The program to be partnered, if Trevena gets its druthers, involves an oral compound for acute chronic pain, which "is really a suitable program for a larger company with a primary care focus, and Trevena would look to retain more of the specialty [central nervous system] indications. We're also, obviously, keeping an eye on the public markets. We think we're an attractive profile, ultimately, for a public company."
Specializing in G protein-coupled receptors (GPCRs), "we're the only company we know of that focuses exclusively on biased ligands," Deegan said. "It is an area that's getting a lot more attention, and so I think a lot of people do have their own programs or are trying to investigate the biased approach." Trevena's drug discovery platform is based upon the discoveries of Nobel Prize-winning GPCR pioneer Robert Lefkowitz, and his fellow Duke University researcher Howard Rockman.
Standard agonists and antagonists activate or inactivate the entirety of a receptor's signaling network, whereas Trevena's "biased" ligands selectively engage some signals while avoiding, or even inactivating, other signals mediated by the same receptor. "To put it in layman's terms, the technology enables us to really separate the good signaling from the signaling you don't want at the receptor, so it's much more specific, and a completely new mechanism in treating heart failure," Deegan told BioWorld Today.
TRV027, a beta-arrestin biased ligand of AT1R, combines the proven benefits of angiotensin blockade with new beta-arrestin-mediated biology to preserve cardiac and renal function.
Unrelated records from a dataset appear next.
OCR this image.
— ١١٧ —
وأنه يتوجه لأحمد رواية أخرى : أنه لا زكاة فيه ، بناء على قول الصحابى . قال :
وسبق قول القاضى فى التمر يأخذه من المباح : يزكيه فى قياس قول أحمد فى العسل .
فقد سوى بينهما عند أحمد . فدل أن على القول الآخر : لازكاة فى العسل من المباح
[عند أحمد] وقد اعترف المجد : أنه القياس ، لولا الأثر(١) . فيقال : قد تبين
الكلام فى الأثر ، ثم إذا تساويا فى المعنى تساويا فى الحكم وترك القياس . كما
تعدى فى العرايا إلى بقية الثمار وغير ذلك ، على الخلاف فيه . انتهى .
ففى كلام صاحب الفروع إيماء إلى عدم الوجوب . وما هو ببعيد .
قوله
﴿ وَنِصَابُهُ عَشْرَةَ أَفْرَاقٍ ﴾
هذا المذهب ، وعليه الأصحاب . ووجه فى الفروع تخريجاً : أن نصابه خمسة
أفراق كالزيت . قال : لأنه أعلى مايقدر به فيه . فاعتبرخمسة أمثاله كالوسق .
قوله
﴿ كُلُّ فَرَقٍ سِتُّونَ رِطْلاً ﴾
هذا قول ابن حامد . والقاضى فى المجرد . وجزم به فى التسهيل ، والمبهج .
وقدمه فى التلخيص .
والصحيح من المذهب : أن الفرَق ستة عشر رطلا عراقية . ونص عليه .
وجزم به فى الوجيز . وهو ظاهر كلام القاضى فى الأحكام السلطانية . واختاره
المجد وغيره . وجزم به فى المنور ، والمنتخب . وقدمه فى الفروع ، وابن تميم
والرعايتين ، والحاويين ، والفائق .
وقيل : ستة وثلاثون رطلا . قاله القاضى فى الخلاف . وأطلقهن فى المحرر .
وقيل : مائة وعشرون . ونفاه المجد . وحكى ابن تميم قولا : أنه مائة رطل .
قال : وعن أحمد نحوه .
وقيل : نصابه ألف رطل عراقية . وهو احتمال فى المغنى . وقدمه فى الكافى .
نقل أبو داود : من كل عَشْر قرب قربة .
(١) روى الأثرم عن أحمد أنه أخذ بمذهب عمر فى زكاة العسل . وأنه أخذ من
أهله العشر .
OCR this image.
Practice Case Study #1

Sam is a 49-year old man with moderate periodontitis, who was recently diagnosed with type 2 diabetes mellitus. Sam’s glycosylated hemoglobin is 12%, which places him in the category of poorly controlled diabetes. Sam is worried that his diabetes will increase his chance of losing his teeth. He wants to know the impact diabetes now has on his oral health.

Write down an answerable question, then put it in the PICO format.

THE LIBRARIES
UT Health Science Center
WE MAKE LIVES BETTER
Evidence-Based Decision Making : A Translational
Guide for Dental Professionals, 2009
It may "really have beneficial effects in the three key organs involved" in ADHF, Deegan said. The compound apparently is able to relax vessels, improve cardiac performance and increase perfusion of the kidney, thereby improving function, for a "trifecta of effects," she said.
Called the Advanced Biased Ligand Explorer (ABLE) platform, Trevena's approach generates biological tracing of beneficial and adverse signaling pathways at specific receptors, and then identifies ligands that activate only the pathways associated with therapeutic benefit. ABLE includes diverse assays of GPCR function and regulation that can predict therapeutic utility and provide understanding of G protein and beta-arrestin-mediated mechanisms associated with responses.
Trevena last raised money in 2010 in its $35 million Series B round. The $25 million Series A round took place in 2008. (See BioWorld Today, March 5, 2008, and July 14, 2010.)